Even the Queen and King don't like me. They only tolerate me, because of my bond with Avy and for how much they know she loved me. Although Daisuke will probably ask for my head the moment he becomes the next King. That guy probably hates me just as much as my brother Rai does.
I don't blame them. I also hate myself. Even though I know none of this is my fault, and they are unreasonable for blaming me because of it, I blame myself for another reason. Better than anyone, I know what's going to happen to them, but I still can't do shit to change it. Believe me, I tried. Every single time, I fucking tried, but it was useless. It couldn't be changed just as Avy's disease couldn't be cured.
My name should have been Desdemona because I'm Gods-damn miserable. That word fits me more than anything. And that's also why I hate the Oracle because the name and phrase they gave me are like a mockery.
And my life only got worst when the Royal family made a decree that all the single noble Ladies should go to Soleil Keeper because they would start choosing the Crown Princess who would eventually marry Daisuke, the Brute… I mean, the current Crown Prince.
It was like a punishment. I could only be a punishment. I would have to live for a year in that place that screams AVYANNA to me, because of a stupid competition to marry the guy who hates and blames me for his sister's death. That was such a horrible joke. A Gods-damned night-fucking-mare.
Since Avy's death, I've been avoiding that place like a cat avoids water. Before, it was my second home, now it's the place I'm most scared to put my foot on. And as the daughter of the Duke, I'm also a Princess, though not part of the Royal Family, it's still tough for me to escape this.
Believe me, I tried. I got the courage to ask my dad to not let this happen, and I even send a letter to the King and the Queen. But as fool's play, they all ignored me.

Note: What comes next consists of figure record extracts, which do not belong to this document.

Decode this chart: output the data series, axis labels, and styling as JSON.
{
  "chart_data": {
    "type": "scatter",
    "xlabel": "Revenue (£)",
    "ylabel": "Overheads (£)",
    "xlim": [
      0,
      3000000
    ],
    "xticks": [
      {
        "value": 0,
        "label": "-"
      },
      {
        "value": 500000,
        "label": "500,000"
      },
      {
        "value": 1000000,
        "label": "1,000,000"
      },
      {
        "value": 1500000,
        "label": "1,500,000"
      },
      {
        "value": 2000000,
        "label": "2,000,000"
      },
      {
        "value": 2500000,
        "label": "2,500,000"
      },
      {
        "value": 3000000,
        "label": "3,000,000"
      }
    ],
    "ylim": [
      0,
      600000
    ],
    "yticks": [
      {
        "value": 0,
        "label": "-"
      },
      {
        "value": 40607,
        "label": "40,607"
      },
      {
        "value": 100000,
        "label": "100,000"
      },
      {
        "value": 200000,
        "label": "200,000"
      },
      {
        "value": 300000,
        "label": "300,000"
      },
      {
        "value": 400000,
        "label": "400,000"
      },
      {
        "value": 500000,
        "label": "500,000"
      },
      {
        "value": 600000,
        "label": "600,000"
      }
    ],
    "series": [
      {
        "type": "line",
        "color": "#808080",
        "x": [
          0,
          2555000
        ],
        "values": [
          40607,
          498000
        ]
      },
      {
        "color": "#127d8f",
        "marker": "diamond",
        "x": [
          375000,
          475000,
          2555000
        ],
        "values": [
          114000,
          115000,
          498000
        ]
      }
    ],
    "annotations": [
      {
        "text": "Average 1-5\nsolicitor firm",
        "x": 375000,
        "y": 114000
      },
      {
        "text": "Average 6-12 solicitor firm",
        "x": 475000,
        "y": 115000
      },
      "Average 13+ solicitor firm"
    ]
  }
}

I bet that jerk asked his parents to make me go, so he can torture me as he please. Even though I also blame myself for it, I'm not going to let him win this. I'm not letting him do as he wants, because after all, I didn't kill Avy, the Rosé disease did!
So I had a plan.
Instead of being scared of me possibly dying while I'm there, seeing that both my brothers will go there and everybody… Hmm, hate my guts... I decided to take a leap of faith, take off my blindfold, and after 16 years, look in the mirror and know when and how I'm going to die.
But what I saw wasn't pleasant at all.